Any reason why they put it in a trash can? Seems kind of strange


----------



## stevepike (Sep 14, 2002)

They said they grabbed one from a nearby house. I guess someone will be lobbying for beaver nooses to go with the tranq guns and MTU's (Moose Transport Units).  
I would have liked to see the look on the officers faces when a PO'd beaver came through that can.  
But as I said, it worked out for the best. I just thought it odd (or rather the norm) that things that work out do not get the airtime/publicity that bad things do. But that's the media and human nature I guess. :huh:


----------



## Maverick (Mar 4, 2002)

He should have been shot just like the others. Show no mercy? Just cause he's a beaver doesn't give him any right to live! Or give him special privledges.I just don't think G&F new how to tranquilize a beaver, and they couldnt find a gun to shoot it?LOL!!! Anywyas they taste like sh*t!! That's why they didn't shoot it?

Mav.....


----------



## prairie hunter (Mar 13, 2002)

The beaver should not be release. Enough damage to the river ecosystem as is. Kill the beav.


----------



## Matt Jones (Mar 6, 2002)

Maverick said:


> Anywyas they taste like sh*t!! That's why they didn't shoot it?


Beaver's taste like sh*t?
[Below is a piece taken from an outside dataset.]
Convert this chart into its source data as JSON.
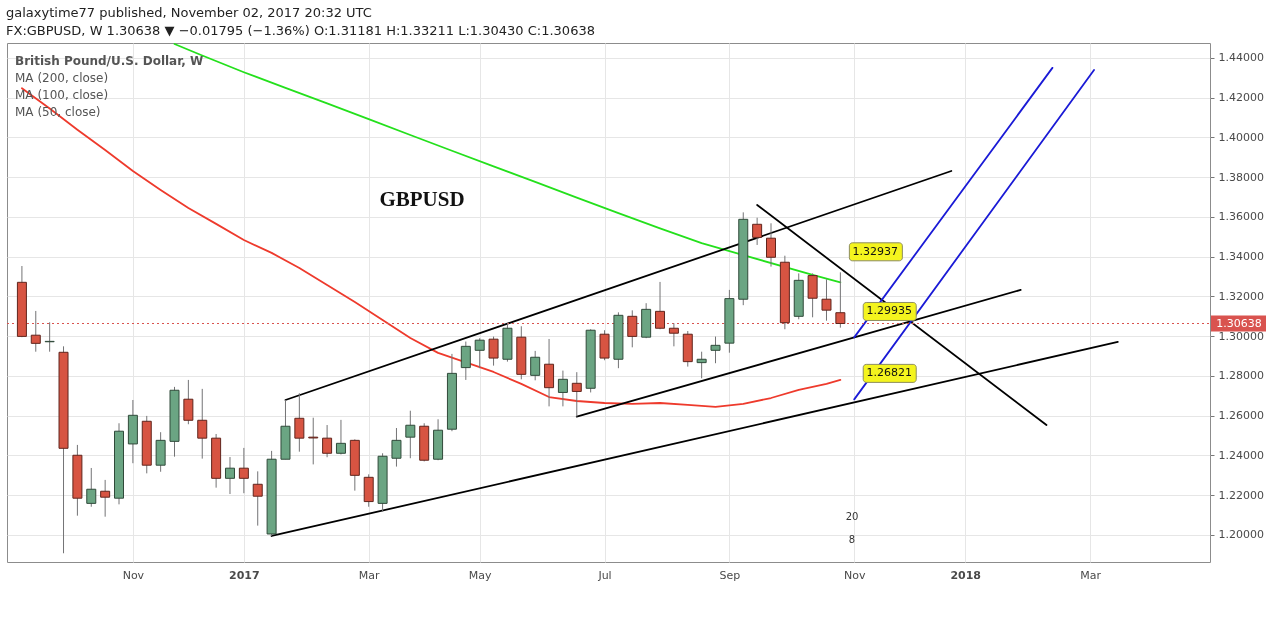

Well Mav, that all depends on the beaver and whether or not....maybe I should just stop right about now. :roll:


----------



## Maverick (Mar 4, 2002)

Kind of got a fishy taste to them!!! Depending on the time of the month :lol:

Mav...


----------



## prairie hunter (Mar 13, 2002)

Taste like sh**. Maybe your tongue is not in the right spot mav.


----------



## cootkiller (Oct 23, 2002)

I am laughing so hard I can barely type.
The fresher the beaver the better. :lol: 
cootkiller


----------



## KEN W (Feb 22, 2002)

Geez Guys...I hope there aren't any beavers lurking on this site.

How about it, any Miss Beavers here from Minot or Bemidji State?


----------